I want to come to the subject of unification, because the right hon. Member for Leeds, East had a good deal to say about this. He said that it was his first speech as Shadow Chancellor. I am sure that the whole House will wish him many more.
My hon. Friend the Member for Bolton, West (Mr. Redmond) accused the right hon. Gentleman of talking the pound down. With respect, my hon. Friend was being a little unfair. The right hon. Gentleman certainly talked the pound down very effectively last year, but since then I am happy to say that the pound has learned not to pay the slightest attention to anything that the right hon. Gentleman says. I want to take up only one point on which he dwelt on Wednesday. That concerns the unification of income tax and surtax.

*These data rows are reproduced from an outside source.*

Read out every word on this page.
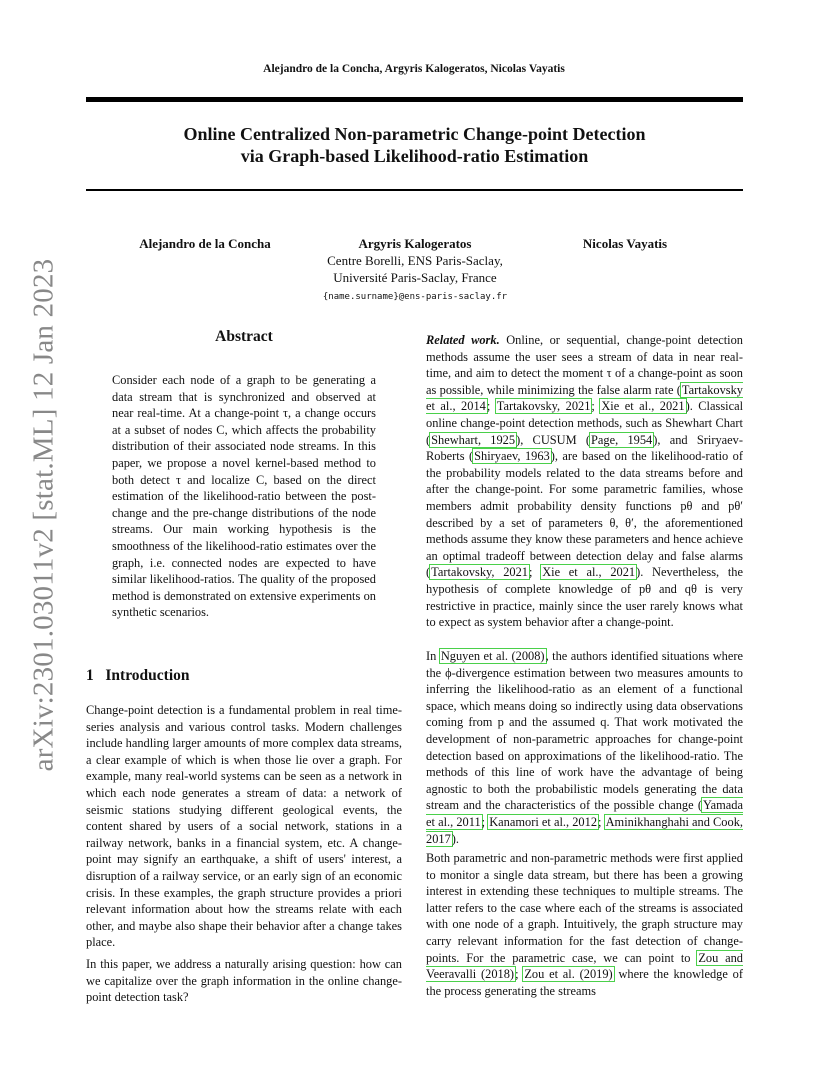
Alejandro de la Concha, Argyris Kalogeratos, Nicolas Vayatis
Online Centralized Non-parametric Change-point Detection
via Graph-based Likelihood-ratio Estimation
Alejandro de la Concha	Argyris Kalogeratos
Centre Borelli, ENS Paris-Saclay,
Université Paris-Saclay, France
{name.surname}@ens-paris-saclay.fr
Nicolas Vayatis
arXiv:2301.03011v2 [stat.ML] 12 Jan 2023	Abstract
Consider each node of a graph to be generating a data stream that is synchronized and observed at near real-time. At a change-point τ, a change occurs at a subset of nodes C, which affects the probability distribution of their associated node streams. In this paper, we propose a novel kernel-based method to both detect τ and localize C, based on the direct estimation of the likelihood-ratio between the post-change and the pre-change distributions of the node streams. Our main working hypothesis is the smoothness of the likelihood-ratio estimates over the graph, i.e. connected nodes are expected to have similar likelihood-ratios. The quality of the proposed method is demonstrated on extensive experiments on synthetic scenarios.
1 Introduction
Change-point detection is a fundamental problem in real time-series analysis and various control tasks. Modern challenges include handling larger amounts of more complex data streams, a clear example of which is when those lie over a graph. For example, many real-world systems can be seen as a network in which each node generates a stream of data: a network of seismic stations studying different geological events, the content shared by users of a social network, stations in a railway network, banks in a financial system, etc. A change-point may signify an earthquake, a shift of users' interest, a disruption of a railway service, or an early sign of an economic crisis. In these examples, the graph structure provides a priori relevant information about how the streams relate with each other, and maybe also shape their behavior after a change takes place.
In this paper, we address a naturally arising question: how can we capitalize over the graph information in the online change-point detection task?
Related work. Online, or sequential, change-point detection methods assume the user sees a stream of data in near real-time, and aim to detect the moment τ of a change-point as soon as possible, while minimizing the false alarm rate (Tartakovsky et al., 2014; Tartakovsky, 2021; Xie et al., 2021). Classical online change-point detection methods, such as Shewhart Chart (Shewhart, 1925), CUSUM (Page, 1954), and Sriryaev-Roberts (Shiryaev, 1963), are based on the likelihood-ratio of the probability models related to the data streams before and after the change-point. For some parametric families, whose members admit probability density functions pθ and pθ′ described by a set of parameters θ, θ′, the aforementioned methods assume they know these parameters and hence achieve an optimal tradeoff between detection delay and false alarms (Tartakovsky, 2021; Xie et al., 2021). Nevertheless, the hypothesis of complete knowledge of pθ and qθ is very restrictive in practice, mainly since the user rarely knows what to expect as system behavior after a change-point.
In Nguyen et al. (2008), the authors identified situations where the ϕ-divergence estimation between two measures amounts to inferring the likelihood-ratio as an element of a functional space, which means doing so indirectly using data observations coming from p and the assumed q. That work motivated the development of non-parametric approaches for change-point detection based on approximations of the likelihood-ratio. The methods of this line of work have the advantage of being agnostic to both the probabilistic models generating the data stream and the characteristics of the possible change (Yamada et al., 2011; Kanamori et al., 2012; Aminikhanghahi and Cook, 2017).
Both parametric and non-parametric methods were first applied to monitor a single data stream, but there has been a growing interest in extending these techniques to multiple streams. The latter refers to the case where each of the streams is associated with one node of a graph. Intuitively, the graph structure may carry relevant information for the fast detection of change-points. For the parametric case, we can point to Zou and Veeravalli (2018); Zou et al. (2019) where the knowledge of the process generating the streams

On Wednesday—in the House and on television that night—the right hon. Gentleman was beating his depressingly familiar tom-tom about bonanzas for the rich. The fact is—the right hon. Gentleman knows it as well as anyone—that the reform of the personal tax system is something which was long overdue. The right hon. Member for Birmingham, Stechford openly regretted that he was unable to do it. I do not know—because I am not allowed to know—what particular administrative impossibility it was which precluded him from doing it. But of one thing I am sure—that a major reform of this kind is bound to be spread over several years. We legislated in 1971; we fixed the rates of tax in March 1972; the Inland Revenue then had to recode every PAYE taxpayer—and that process alone took many months.
The new system comes into effect this year. In place of two taxes we shall have one. The surtax office will disappear. In place of an illogical jumble of reliefs and allowances—different for income tax and surtax, different for earned and investment income—we shall have a simple basic rate, allowances worth their face value, a simple and logical scale of higher rates and a straightforward investment income surcharge. No one doubts that the new system is infinitely better than the old.

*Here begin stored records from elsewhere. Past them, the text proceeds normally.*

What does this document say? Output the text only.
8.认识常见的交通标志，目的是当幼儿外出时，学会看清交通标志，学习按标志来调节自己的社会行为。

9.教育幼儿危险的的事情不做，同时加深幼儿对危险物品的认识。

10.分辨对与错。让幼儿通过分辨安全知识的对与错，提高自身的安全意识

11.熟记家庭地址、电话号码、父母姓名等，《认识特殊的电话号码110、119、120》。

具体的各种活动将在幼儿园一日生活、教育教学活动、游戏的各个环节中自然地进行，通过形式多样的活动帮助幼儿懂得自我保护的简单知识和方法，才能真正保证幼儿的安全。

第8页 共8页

Why has my right hon. Friend the Chancellor succeded where his predecessors failed? I believe that the most significant reason, perhaps, was his readiness to commit himself to the reform, to set the machine in motion and not to stop it until the job was done. That is why we have not sought either to try to delay the introduction of the scheme or to tinker with its details. Quite apart from the appalling administrative difficulties that delay would create, to draw back now would cast doubt on the entire reform.

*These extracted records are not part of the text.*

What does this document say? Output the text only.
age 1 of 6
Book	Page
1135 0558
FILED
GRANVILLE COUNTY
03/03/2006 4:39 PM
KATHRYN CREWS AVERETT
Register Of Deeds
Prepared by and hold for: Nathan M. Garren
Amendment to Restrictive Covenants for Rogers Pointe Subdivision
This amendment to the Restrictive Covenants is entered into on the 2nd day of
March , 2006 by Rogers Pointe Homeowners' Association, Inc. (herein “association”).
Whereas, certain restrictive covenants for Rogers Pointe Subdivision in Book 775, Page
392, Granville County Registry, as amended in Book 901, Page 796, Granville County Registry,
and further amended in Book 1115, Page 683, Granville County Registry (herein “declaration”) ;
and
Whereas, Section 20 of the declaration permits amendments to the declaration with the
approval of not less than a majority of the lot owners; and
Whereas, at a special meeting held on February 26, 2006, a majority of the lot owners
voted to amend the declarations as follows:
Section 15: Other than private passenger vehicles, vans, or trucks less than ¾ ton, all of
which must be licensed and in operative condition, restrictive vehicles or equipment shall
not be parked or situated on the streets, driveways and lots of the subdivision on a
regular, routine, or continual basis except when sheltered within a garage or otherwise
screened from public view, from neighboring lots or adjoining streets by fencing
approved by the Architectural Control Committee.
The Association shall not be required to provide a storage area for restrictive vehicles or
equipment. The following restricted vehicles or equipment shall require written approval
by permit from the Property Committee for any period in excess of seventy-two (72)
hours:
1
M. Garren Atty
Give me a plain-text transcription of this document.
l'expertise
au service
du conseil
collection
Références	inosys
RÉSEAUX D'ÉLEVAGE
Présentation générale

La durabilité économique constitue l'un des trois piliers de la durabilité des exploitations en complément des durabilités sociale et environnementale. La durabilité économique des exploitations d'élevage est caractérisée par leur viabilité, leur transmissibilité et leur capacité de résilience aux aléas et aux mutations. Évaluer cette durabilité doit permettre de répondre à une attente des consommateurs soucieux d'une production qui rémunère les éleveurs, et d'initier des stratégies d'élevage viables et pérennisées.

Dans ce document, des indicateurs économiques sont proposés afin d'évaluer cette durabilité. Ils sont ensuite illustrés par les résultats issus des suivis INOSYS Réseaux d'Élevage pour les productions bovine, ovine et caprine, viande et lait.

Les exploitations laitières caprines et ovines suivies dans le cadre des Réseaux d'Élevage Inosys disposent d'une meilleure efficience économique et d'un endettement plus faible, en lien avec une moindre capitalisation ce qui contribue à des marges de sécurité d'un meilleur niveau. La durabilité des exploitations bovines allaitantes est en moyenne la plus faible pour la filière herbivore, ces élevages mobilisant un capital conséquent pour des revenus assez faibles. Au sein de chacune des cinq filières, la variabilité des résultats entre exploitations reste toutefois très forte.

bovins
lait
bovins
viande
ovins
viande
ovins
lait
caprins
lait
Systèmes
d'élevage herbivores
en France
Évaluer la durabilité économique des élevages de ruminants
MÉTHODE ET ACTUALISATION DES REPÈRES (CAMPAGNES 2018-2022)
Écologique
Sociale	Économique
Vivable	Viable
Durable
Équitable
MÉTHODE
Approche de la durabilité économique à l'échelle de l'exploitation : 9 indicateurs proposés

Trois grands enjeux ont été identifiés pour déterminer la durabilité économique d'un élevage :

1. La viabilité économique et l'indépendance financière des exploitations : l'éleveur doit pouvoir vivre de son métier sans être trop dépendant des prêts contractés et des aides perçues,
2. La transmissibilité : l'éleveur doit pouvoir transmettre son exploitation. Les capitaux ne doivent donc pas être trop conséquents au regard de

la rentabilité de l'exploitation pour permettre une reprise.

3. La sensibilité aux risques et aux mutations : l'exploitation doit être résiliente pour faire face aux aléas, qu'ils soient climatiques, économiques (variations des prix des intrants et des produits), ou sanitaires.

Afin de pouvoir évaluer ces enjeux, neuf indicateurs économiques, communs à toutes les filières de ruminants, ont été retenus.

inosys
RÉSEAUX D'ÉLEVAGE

Nor is there any reason to draw back. The scale of higher rates and the investment income surcharge are fair. Top rates of 75 per cent. on earnings and 90 per cent. on investment income are high enough—higher than almost all our main competitors' rates, and much higher than most.
The differential between earned and investment income has been ludicrously wide. I take, for example, a retired man on £4,000 a year: the marginal rate on a pension of that amount is just over 30 per cent.; the marginal rate on the same income from savings is over 60 per cent. From April, it will be 30 per cent. and 45 per cent. respectively.
For those with modest savings, the surcharge will not apply. One cannot urge people to save and then penalise the results. A year when savings will be of critical importance to monetary policy is not a bad year in which to improve the incentive to save. Nor is it, as the right hon. Member for Leeds, East contended, a bonanza for the rich. All I can say is that, if it is, very few of them will notice it.
Last Wednesday, the right hon. Gentleman was interrupted by my hon. Friend the Member for Bosworth (Mr. Adam Butler), who asked the right hon. Gentleman whether he was aware that all surtax payers this year and for the next two years will be paying more tax. We got a surprising answer. The right hon. Gentleman said that he was aware of that. I must say that that was not immediately apparent from the rest of his speech. I doubt whether anyone who listened to his broadcast that night realised that he was aware of the fact that many of those with large earnings will actually have less money to spend for the next three years.